Schüpbach: Die Idee war nicht, einen Film über Carla Del Ponte zu machen. Es war 2005, das zehnte Gedenkjahr an das Massaker von Srebrenica. Ich las in vielen Zeitungen Interviews mit Del Ponte, die sagte, sie werde Mladiæ und Karadžiæ bis zum Ende des Jahres in Den Haag anklagen. Also fragte ich mich: Wie wird sie das machen? Und: Wie sieht ihr Job eigentlich aus? Das waren die Ausgangsfragen für den Film. Und natürlich fragte ich mich damals auch, was eigentlich Gerechtigkeit ist.

STANDARD: Haben Sie eine Antwort gefunden?

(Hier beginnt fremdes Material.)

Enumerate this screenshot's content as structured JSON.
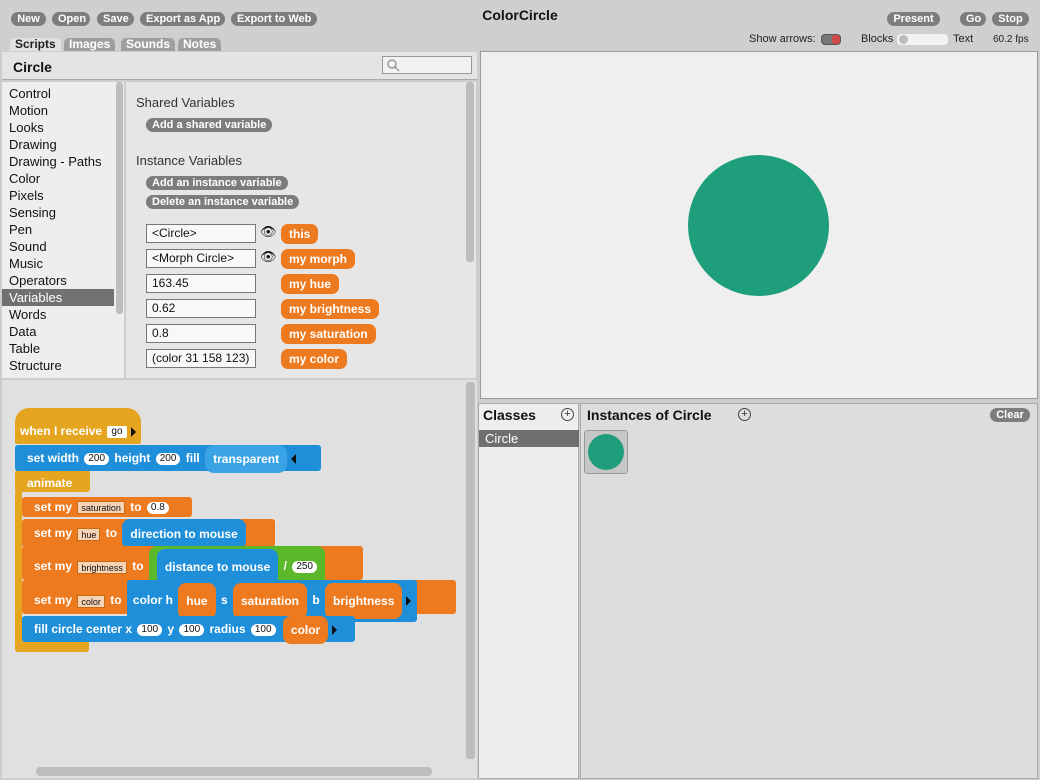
{
  "toolbar": {
    "new": "New",
    "open": "Open",
    "save": "Save",
    "export_app": "Export as App",
    "export_web": "Export to Web",
    "present": "Present",
    "go": "Go",
    "stop": "Stop"
  },
  "app_title": "ColorCircle",
  "tabs": [
    "Scripts",
    "Images",
    "Sounds",
    "Notes"
  ],
  "status": {
    "show_arrows": "Show arrows:",
    "blocks": "Blocks",
    "text": "Text",
    "fps": "60.2 fps"
  },
  "sprite_name": "Circle",
  "categories": [
    "Control",
    "Motion",
    "Looks",
    "Drawing",
    "Drawing - Paths",
    "Color",
    "Pixels",
    "Sensing",
    "Pen",
    "Sound",
    "Music",
    "Operators",
    "Variables",
    "Words",
    "Data",
    "Table",
    "Structure"
  ],
  "selected_category": "Variables",
  "variables_panel": {
    "shared_title": "Shared Variables",
    "add_shared": "Add a shared variable",
    "instance_title": "Instance Variables",
    "add_instance": "Add an instance variable",
    "delete_instance": "Delete an instance variable",
    "vars": [
      {
        "value": "<Circle>",
        "name": "this"
      },
      {
        "value": "<Morph Circle>",
        "name": "my morph"
      },
      {
        "value": "163.45",
        "name": "my hue"
      },
      {
        "value": "0.62",
        "name": "my brightness"
      },
      {
        "value": "0.8",
        "name": "my saturation"
      },
      {
        "value": "(color 31 158 123)",
        "name": "my color"
      }
    ]
  },
  "script": {
    "hat": "when I receive",
    "hat_msg": "go",
    "set_width": "set width",
    "width": "200",
    "height_lbl": "height",
    "height": "200",
    "fill": "fill",
    "transparent": "transparent",
    "animate": "animate",
    "set_my": "set my",
    "to": "to",
    "saturation_dd": "saturation",
    "saturation_val": "0.8",
    "hue_dd": "hue",
    "direction_to_mouse": "direction to mouse",
    "brightness_dd": "brightness",
    "distance_to_mouse": "distance to mouse",
    "divide": "/",
    "divisor": "250",
    "color_dd": "color",
    "color_h": "color h",
    "hue": "hue",
    "s": "s",
    "saturation": "saturation",
    "b": "b",
    "brightness": "brightness",
    "fill_circle": "fill circle center x",
    "cx": "100",
    "y": "y",
    "cy": "100",
    "radius": "radius",
    "r": "100",
    "color": "color"
  },
  "classes": {
    "title": "Classes",
    "items": [
      "Circle"
    ]
  },
  "instances": {
    "title": "Instances of Circle",
    "clear": "Clear"
  },
  "colors": {
    "circle": "#1e9e7b",
    "orange": "#ee7a1f",
    "blue": "#1f8fd9",
    "green": "#5ab82a",
    "yellow": "#e5a51f"
  }
}
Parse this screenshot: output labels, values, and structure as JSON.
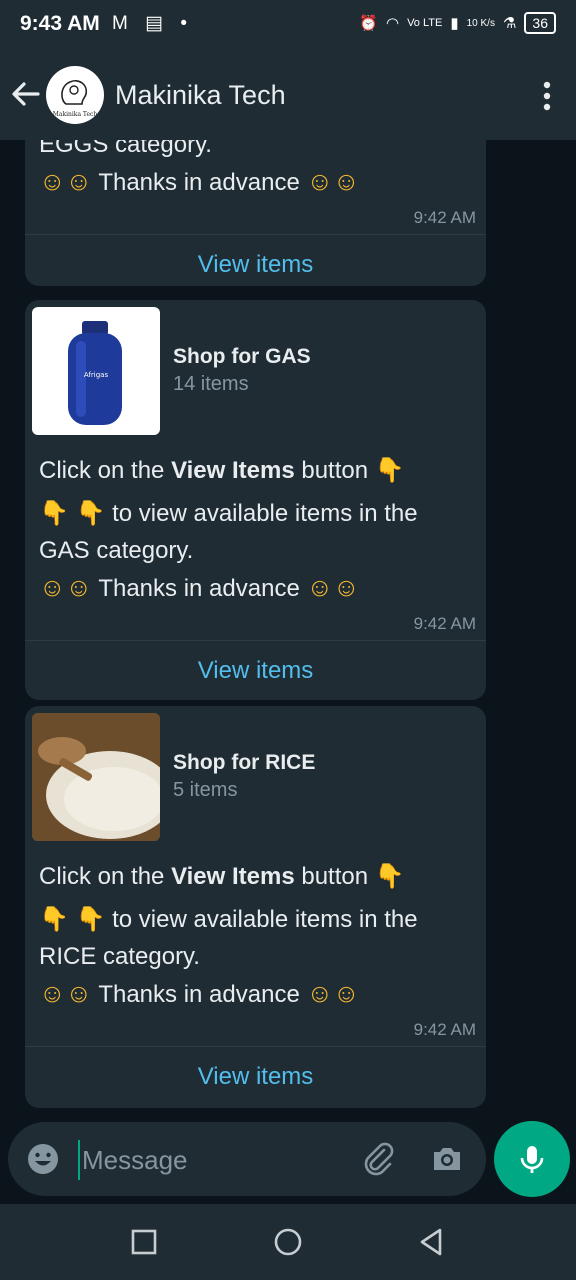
{
  "status_bar": {
    "time": "9:43 AM",
    "left_icons": "M ▤ •",
    "network": "Vo LTE",
    "speed": "10 K/s",
    "battery": "36"
  },
  "header": {
    "contact_name": "Makinika Tech",
    "avatar_text": "Makinika Tech"
  },
  "messages": [
    {
      "partial_text": "EGGS category.",
      "thanks_text": "Thanks in advance",
      "time": "9:42 AM",
      "button_label": "View items"
    },
    {
      "title": "Shop for GAS",
      "count": "14 items",
      "line1_prefix": "Click on the ",
      "line1_bold": "View Items",
      "line1_suffix": " button",
      "line2": "to view available items in the",
      "line3": "GAS category.",
      "thanks_text": "Thanks in advance",
      "time": "9:42 AM",
      "button_label": "View items"
    },
    {
      "title": "Shop for RICE",
      "count": "5 items",
      "line1_prefix": "Click on the ",
      "line1_bold": "View Items",
      "line1_suffix": " button",
      "line2": "to view available items in the",
      "line3": "RICE category.",
      "thanks_text": "Thanks in advance",
      "time": "9:42 AM",
      "button_label": "View items"
    }
  ],
  "emoji": {
    "smile": "☺☺",
    "point_down": "👇"
  },
  "composer": {
    "placeholder": "Message"
  },
  "colors": {
    "background": "#0b141a",
    "bubble": "#1f2c34",
    "accent_link": "#53bdeb",
    "accent_green": "#00a884"
  }
}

Schüpbach: Nein, die gibt es nicht. Gerechtigkeit ist etwas von den Menschen entwickeltes, das es in der Natur nicht gibt. Und weil es ein von Menschen entwickeltes Konzept ist, kann Gerechtigkeit niemals perfekt sein. Das ist der Punkt. Weil das Konzept stets bestimmten Interessen – politischen, ökonomischen, sozialen – folgt. Deswegen war die Arbeit von Del Ponte eben so schwierig, weil es von allen Seiten so viel Druck gab.

STANDARD: Ist die Arbeit von Del Ponte einem gerechten Zweck nahegekommen?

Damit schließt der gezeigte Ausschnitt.